Il n’y a pas de doctrine du maintien de l’ordre (désescalade), il n’y a plus que la répression. Lorsque les forces de l’ordre passent du maintien de l’ordre à la répression, le pays sort de l’état de droit.
Explication à usage des mal-comprenants :
- « État de droit » ne veut pas dire que l’État a tous les droits.
- « Monopole de la violence légitime » ne veut pas dire que les forces du maintien de l’ordre des dominants ont le droit de tabasser tout ce qui tombe à portée de matraque.
En 2020 et 2021, la France a été dégradée par l’indice démocratique créé par The Economist, classant désormais le pays « démocratie défaillante ». Gageons que l’année 2022 permettra au pays de conserver son titre. 2023 semble bien partie pour aller dans le même sens.
Il n’est pas inutile de se remettre en mémoire cet extrait d’une lettre du préfet de Paris Maurice GRIMAUD aux policiers le 29 mai 1968 :
« ... Frapper un manifestant tombé à terre, c'est se frapper soi-même en apparaissant sous un jour qui atteint toute la fonction policière. Il est encore plus grave de frapper des manifestants après arrestation et lorsqu'ils sont conduits dans des locaux de police pour y être interrogés… »

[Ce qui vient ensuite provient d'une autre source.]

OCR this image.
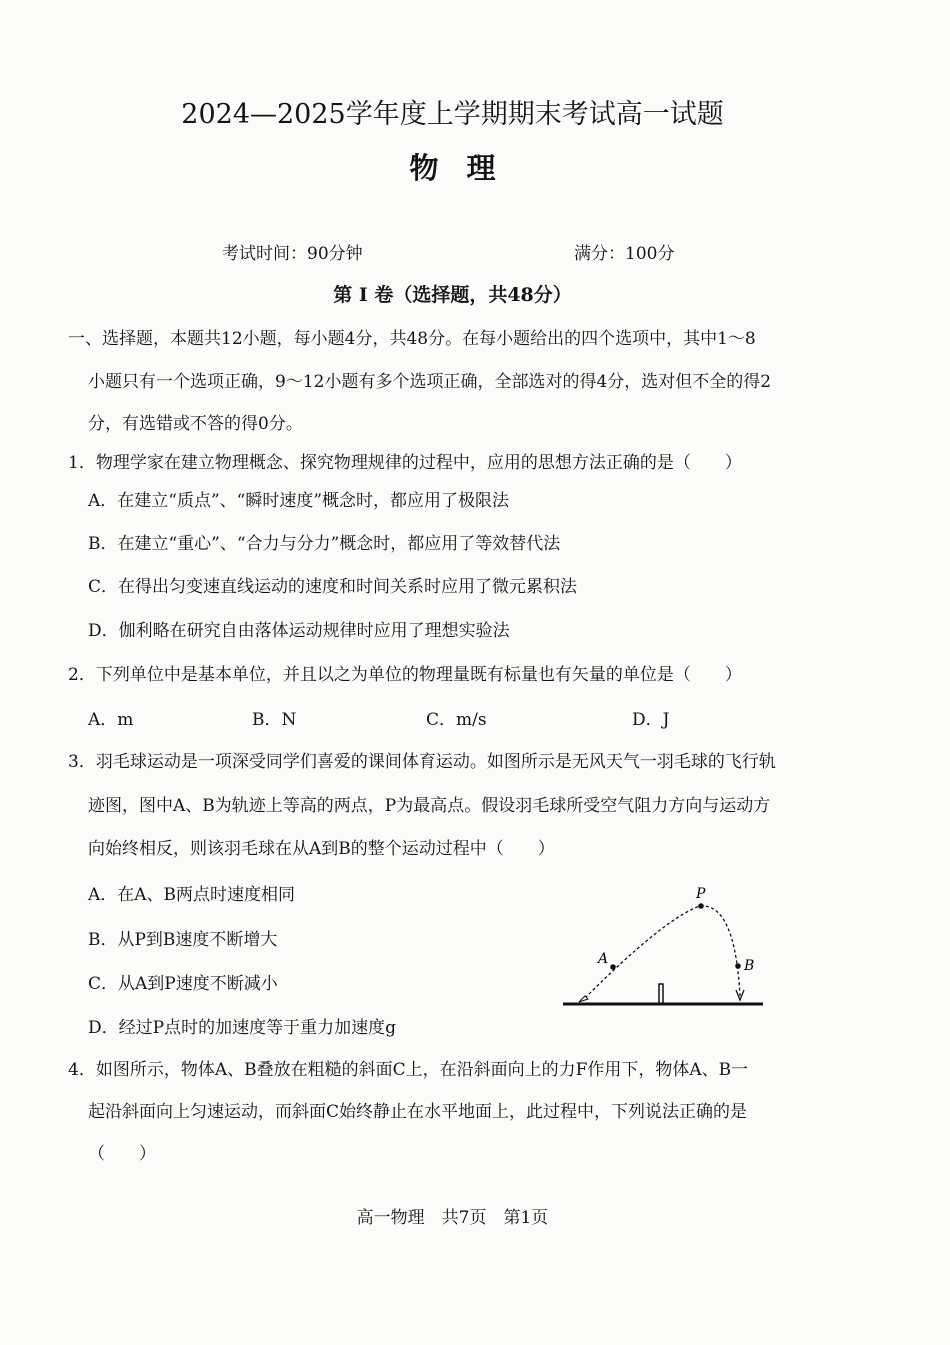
2024—2025学年度上学期期末考试高一试题
物理
考试时间：90分钟	满分：100分
第 Ⅰ 卷（选择题，共48分）
一、选择题，本题共12小题，每小题4分，共48分。在每小题给出的四个选项中，其中1～8
小题只有一个选项正确，9～12小题有多个选项正确，全部选对的得4分，选对但不全的得2
分，有选错或不答的得0分。
1．物理学家在建立物理概念、探究物理规律的过程中，应用的思想方法正确的是（　　）
A．在建立“质点”、“瞬时速度”概念时，都应用了极限法
B．在建立“重心”、“合力与分力”概念时，都应用了等效替代法
C．在得出匀变速直线运动的速度和时间关系时应用了微元累积法
D．伽利略在研究自由落体运动规律时应用了理想实验法
2．下列单位中是基本单位，并且以之为单位的物理量既有标量也有矢量的单位是（　　）
A．m	B．N	C．m/s	D．J
3．羽毛球运动是一项深受同学们喜爱的课间体育运动。如图所示是无风天气一羽毛球的飞行轨
迹图，图中A、B为轨迹上等高的两点，P为最高点。假设羽毛球所受空气阻力方向与运动方
向始终相反，则该羽毛球在从A到B的整个运动过程中（　　）
A．在A、B两点时速度相同
B．从P到B速度不断增大
C．从A到P速度不断减小
D．经过P点时的加速度等于重力加速度g
A
P
B
4．如图所示，物体A、B叠放在粗糙的斜面C上，在沿斜面向上的力F作用下，物体A、B一
起沿斜面向上匀速运动，而斜面C始终静止在水平地面上，此过程中，下列说法正确的是
（　　）
高一物理　共7页　第1页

N’est pas GRIMAUD qui veut.
D’après une enquête électorale du Centre de recherches politiques de Sciences-Po (Cevipof), de l’Ipsos et de la fondation Jean-Jaurès, les forces de l’ordre votent en moyenne beaucoup plus à l’extrême droite que le reste de la population (60% des policiers et militaires prévoyaient de voter pour M Le Pen au second tour en 2022).
Voilà qui interroge.
Une République exemplaire
Il n’y a pas suffisamment de places sur le podium de la bêtise pour y placer tous les membres de votre gouvernement qui ont les qualités requises pour concourir. Par ordre alphabétique : Attal, Borne, Darmanin, Dupond-Moretti, Dussopt, Fesneau, Lemaire, Panier-Runacher, Riester, Schiappa, Véran, liste non exhaustive.
Bien entendu, l’inénarrable députée Bergé a toutes ses chances.
La bêtise, l’incompétence, ne sont pas les seules caractéristiques de celles et ceux qui gouvernent le pays. Il y a aussi un sérieux problème de probité.
Je constate que votre gouvernement ressemble de plus en plus à une quincaillerie.
Recyclez-vous collectivement : lancez-vous dans le commerce des casseroles, le stock est déjà bien fourni, alimenté par des membres de votre gouvernement . Sans oublier des personnes qui vous sont proches, ou l’ont été, à l’Élysée (Kolher, Benalla).
Bien entendu, en droit, ces personnes sont présumées innocentes.
Je me permets de vous rappeler les propos d’un certain Macron :
- en pleine campagne pour la présidentielle de 2017, vous teniez ces propos : "tout ministre concerné par une mise en examen devra démissionner".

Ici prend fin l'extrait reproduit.